Writing a Custom JAAS Login Module
I wrote a custom login module that integrates with Netegrity Siteminder authentication API
I want the login module to reads the user credential from the request header instead of getting
the user credential from the default login page.
I replace the default login module and added the necessary source to a plugin jar file as instructed
<!-- <login-module /> -->
<login-module />
I expect when I attempt to access the Teamcity server URL the login page would not popup but the
login module would read the request header instead. Unfortunately the login screen is display every time
and only after hitting the submit button does the SiteminderLoginModule module gets called.
My question is how can the login page be bypassed and all authentication occur from the SiteminderLoginModule?
If I type the following URL http://localhost:8081/TeamCity/ it always redirects to http://localhost:8081/TeamCity/login.html
which causes the login.jsp to be loaded. I need to bypass the login page and have the controller read the user Subject
created in the SiteminderLoginModule and redirect the user to the project page.
How can the login page be bypassed? Can a custom controller be written to read the user credential from the Subject created
in the login module? What is the best approach to resolve this issue?
Please sign in to leave a comment.
Paul,
This is not directlry possible, but there is a workaround.
This is not the first time we've been aproached with the question so I created the feature request on this and tried to describe the workaround in the comment to the issue.
Feel free to ask questions on the approach.
BTW, did you consider sharing your plugin with other users who might benefit from the integration with Netegrity Siteminder?
If you can make the plugin publicly available we will include a link to it in our plugins list.
Yegor I will share it with the forum although it only works on JBoss. JBoss is the only application server that provides an API that allows you to retrieve the HttpServletRequest object
from within a LoginModule. If you or anyone at JetBrains know of a cleaner way to retrieve the request object then please share that knowledge with me.
Paul,
Actually the plugin I attached to the issue gets HttpServletRequest in CustomLoginController.java
The entire thing is non-trivial and requires modification of login.jsp in TeamCity, but to improve it is the point of the isseu.
Yegor, I know you are getting the HttpServletRequest object in the CustomLoginController I need the HttpServletRequest
in the CustomLoginModule. Most LoginModules assumes user credential is retreived from a login in dialog or screen. In the case
of Siteminder the authentication is done by the time it redirects the request to the Teamcity application and the user credential is
in the request header so there is no need to show the login screen (dialog) since the authentication is already done.
My SiteminderLoginModule done get the user credential from the request header and populate the ServerPrinciple the problem is the
SiteminderLoginModule get called after the submit button is pressed on the login dialog screen. Ideally I don't want to show the login
screen at all I just need to call the controller that gets call when the submit button is pressed. Currently when the login screen pops up
I don't need to enter a username and password. All I do is hit the submit button and the SiteminderLoginModule takes care of the rest.

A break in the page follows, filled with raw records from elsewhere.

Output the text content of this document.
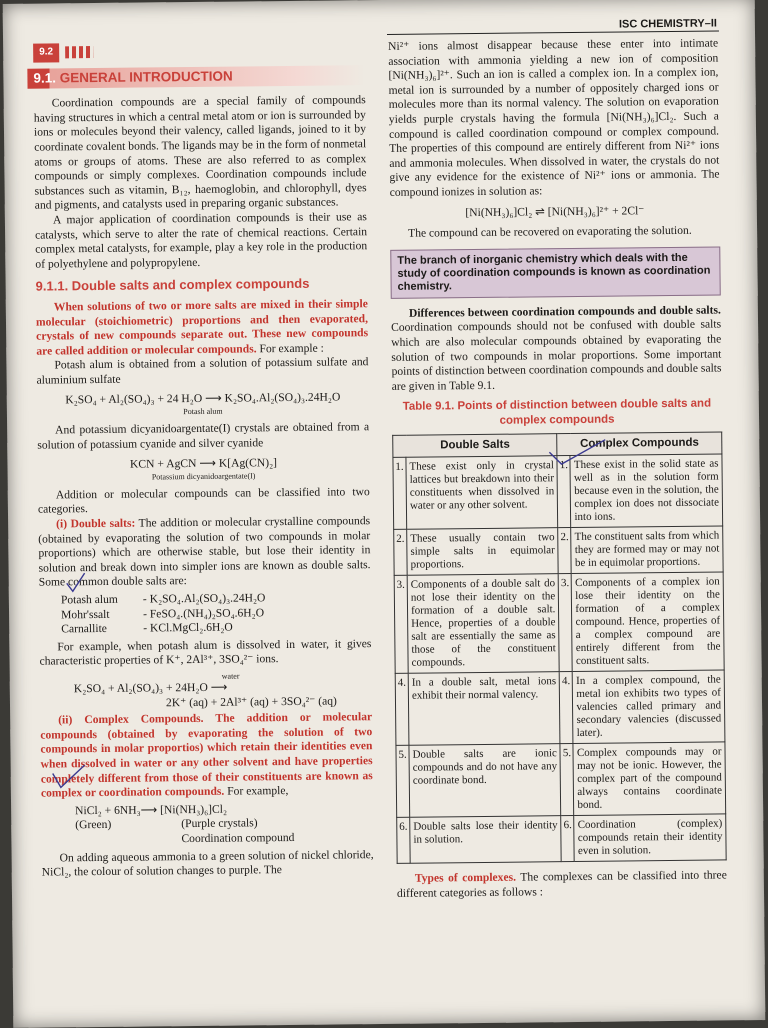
ISC CHEMISTRY–II
9.2
9.1. GENERAL INTRODUCTION

Coordination compounds are a special family of compounds having structures in which a central metal atom or ion is surrounded by ions or molecules beyond their valency, called ligands, joined to it by coordinate covalent bonds. The ligands may be in the form of nonmetal atoms or groups of atoms. These are also referred to as complex compounds or simply complexes. Coordination compounds include substances such as vitamin, B₁₂, haemoglobin, and chlorophyll, dyes and pigments, and catalysts used in preparing organic substances.

A major application of coordination compounds is their use as catalysts, which serve to alter the rate of chemical reactions. Certain complex metal catalysts, for example, play a key role in the production of polyethylene and polypropylene.

9.1.1. Double salts and complex compounds

When solutions of two or more salts are mixed in their simple molecular (stoichiometric) proportions and then evaporated, crystals of new compounds separate out. These new compounds are called addition or molecular compounds. For example :

Potash alum is obtained from a solution of potassium sulfate and aluminium sulfate

K₂SO₄ + Al₂(SO₄)₃ + 24 H₂O ⟶ K₂SO₄.Al₂(SO₄)₃.24H₂O
Potash alum

And potassium dicyanidoargentate(I) crystals are obtained from a solution of potassium cyanide and silver cyanide

KCN + AgCN ⟶ K[Ag(CN)₂]
Potassium dicyanidoargentate(I)

Addition or molecular compounds can be classified into two categories.

(i) Double salts: The addition or molecular crystalline compounds (obtained by evaporating the solution of two compounds in molar proportions) which are otherwise stable, but lose their identity in solution and break down into simpler ions are known as double salts. Some common double salts are:

Potash alum	- K₂SO₄.Al₂(SO₄)₃.24H₂O
Mohr'ssalt	- FeSO₄.(NH₄)₂SO₄.6H₂O
Carnallite	- KCl.MgCl₂.6H₂O

For example, when potash alum is dissolved in water, it gives characteristic properties of K⁺, 2Al³⁺, 3SO₄²⁻ ions.

water
K₂SO₄ + Al₂(SO₄)₃ + 24H₂O ⟶
2K⁺ (aq) + 2Al³⁺ (aq) + 3SO₄²⁻ (aq)

(ii) Complex Compounds. The addition or molecular compounds (obtained by evaporating the solution of two compounds in molar proportios) which retain their identities even when dissolved in water or any other solvent and have properties completely different from those of their constituents are known as complex or coordination compounds. For example,

NiCl₂ + 6NH₃⟶ [Ni(NH₃)₆]Cl₂
(Green)	(Purple crystals)
Coordination compound

On adding aqueous ammonia to a green solution of nickel chloride, NiCl₂, the colour of solution changes to purple. The

Ni²⁺ ions almost disappear because these enter into intimate association with ammonia yielding a new ion of composition [Ni(NH₃)₆]²⁺. Such an ion is called a complex ion. In a complex ion, metal ion is surrounded by a number of oppositely charged ions or molecules more than its normal valency. The solution on evaporation yields purple crystals having the formula [Ni(NH₃)₆]Cl₂. Such a compound is called coordination compound or complex compound. The properties of this compound are entirely different from Ni²⁺ ions and ammonia molecules. When dissolved in water, the crystals do not give any evidence for the existence of Ni²⁺ ions or ammonia. The compound ionizes in solution as:

[Ni(NH₃)₆]Cl₂ ⇌ [Ni(NH₃)₆]²⁺ + 2Cl⁻

The compound can be recovered on evaporating the solution.

The branch of inorganic chemistry which deals with the study of coordination compounds is known as coordination chemistry.

Differences between coordination compounds and double salts. Coordination compounds should not be confused with double salts which are also molecular compounds obtained by evaporating the solution of two compounds in molar proportions. Some important points of distinction between coordination compounds and double salts are given in Table 9.1.

Table 9.1. Points of distinction between double salts and complex compounds
Double Salts		Complex Compounds	
1.	These exist only in crystal lattices but breakdown into their constituents when dissolved in water or any other solvent.	1.	These exist in the solid state as well as in the solution form because even in the solution, the complex ion does not dissociate into ions.
2.	These usually contain two simple salts in equimolar proportions.	2.	The constituent salts from which they are formed may or may not be in equimolar proportions.
3.	Components of a double salt do not lose their identity on the formation of a double salt. Hence, properties of a double salt are essentially the same as those of the constituent compounds.	3.	Components of a complex ion lose their identity on the formation of a complex compound. Hence, properties of a complex compound are entirely different from the constituent salts.
4.	In a double salt, metal ions exhibit their normal valency.	4.	In a complex compound, the metal ion exhibits two types of valencies called primary and secondary valencies (discussed later).
5.	Double salts are ionic compounds and do not have any coordinate bond.	5.	Complex compounds may or may not be ionic. However, the complex part of the compound always contains coordinate bond.
6.	Double salts lose their identity in solution.	6.	Coordination (complex) compounds retain their identity even in solution.

Types of complexes. The complexes can be classified into three different categories as follows :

I suspect that I just need to modify login.jsp to do a submit on load but there is no <body> tag to add the some javascript code to the effect
onload="document.loginForm.submit();" which would give the effect of login without showing the login dialog.

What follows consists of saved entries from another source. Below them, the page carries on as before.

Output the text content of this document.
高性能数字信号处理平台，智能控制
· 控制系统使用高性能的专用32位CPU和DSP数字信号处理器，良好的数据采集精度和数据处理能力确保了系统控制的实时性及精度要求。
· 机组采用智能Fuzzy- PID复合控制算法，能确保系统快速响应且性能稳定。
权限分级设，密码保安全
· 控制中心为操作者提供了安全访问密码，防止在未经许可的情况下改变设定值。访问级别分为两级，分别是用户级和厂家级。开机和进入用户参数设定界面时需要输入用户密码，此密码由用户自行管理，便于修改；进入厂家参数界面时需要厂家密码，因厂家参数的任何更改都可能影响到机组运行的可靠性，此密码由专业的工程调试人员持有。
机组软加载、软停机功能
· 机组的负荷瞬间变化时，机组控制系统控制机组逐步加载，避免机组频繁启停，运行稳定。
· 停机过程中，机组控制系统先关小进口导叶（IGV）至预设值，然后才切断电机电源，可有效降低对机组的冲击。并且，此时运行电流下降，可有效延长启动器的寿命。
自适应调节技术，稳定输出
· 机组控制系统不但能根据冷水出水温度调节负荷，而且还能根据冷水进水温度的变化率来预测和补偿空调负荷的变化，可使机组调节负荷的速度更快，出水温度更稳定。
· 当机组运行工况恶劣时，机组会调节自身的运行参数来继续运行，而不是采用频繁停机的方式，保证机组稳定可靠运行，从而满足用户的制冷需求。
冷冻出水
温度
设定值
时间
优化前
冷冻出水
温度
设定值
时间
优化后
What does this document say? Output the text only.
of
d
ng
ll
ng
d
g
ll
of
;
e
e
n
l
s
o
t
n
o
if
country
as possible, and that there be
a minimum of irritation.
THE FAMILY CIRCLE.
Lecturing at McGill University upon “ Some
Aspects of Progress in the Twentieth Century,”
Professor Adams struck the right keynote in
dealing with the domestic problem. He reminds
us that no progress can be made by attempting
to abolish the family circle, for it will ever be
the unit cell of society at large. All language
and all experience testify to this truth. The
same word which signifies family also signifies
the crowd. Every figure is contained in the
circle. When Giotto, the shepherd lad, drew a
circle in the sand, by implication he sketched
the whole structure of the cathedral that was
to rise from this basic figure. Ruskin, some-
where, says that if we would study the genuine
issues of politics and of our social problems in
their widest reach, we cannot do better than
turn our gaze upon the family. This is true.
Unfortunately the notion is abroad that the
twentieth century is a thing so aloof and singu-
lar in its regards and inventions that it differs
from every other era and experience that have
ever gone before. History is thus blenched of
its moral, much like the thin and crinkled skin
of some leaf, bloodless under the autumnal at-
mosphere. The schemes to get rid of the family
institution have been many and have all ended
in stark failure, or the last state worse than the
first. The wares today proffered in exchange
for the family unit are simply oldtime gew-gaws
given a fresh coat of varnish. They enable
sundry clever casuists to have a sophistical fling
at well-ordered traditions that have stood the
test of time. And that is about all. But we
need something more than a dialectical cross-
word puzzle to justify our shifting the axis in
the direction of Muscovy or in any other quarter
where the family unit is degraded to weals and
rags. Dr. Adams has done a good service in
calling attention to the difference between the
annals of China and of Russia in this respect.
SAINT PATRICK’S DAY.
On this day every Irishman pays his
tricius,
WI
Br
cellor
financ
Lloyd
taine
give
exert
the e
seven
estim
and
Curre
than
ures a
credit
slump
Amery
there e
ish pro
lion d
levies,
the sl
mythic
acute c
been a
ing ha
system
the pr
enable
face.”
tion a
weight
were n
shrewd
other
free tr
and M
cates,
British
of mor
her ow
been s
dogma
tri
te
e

In the SiteminderLoginModule the only way to get the HttpServletRequest object is to add the JBoss specific code snippet:
HttpServletRequest request = null;
try {
request = (HttpServletRequest) PolicyContext.getContext("javax.servlet.http.HttpServletRequest");
}
catch (PolicyContextException e) {
e.printStackTrace();
}
PolicyContext and PolicyContextException are JBoss specific classes and this is not a clean solution unless you are deploying Teamcity to
JBoss as my company is doing. While this isn't an issue for me JetBrains should find a clean way to make the HttpServletRequest object available to the
LoginModule so that the plugin would work on any application server that Teamcity can be deployed to.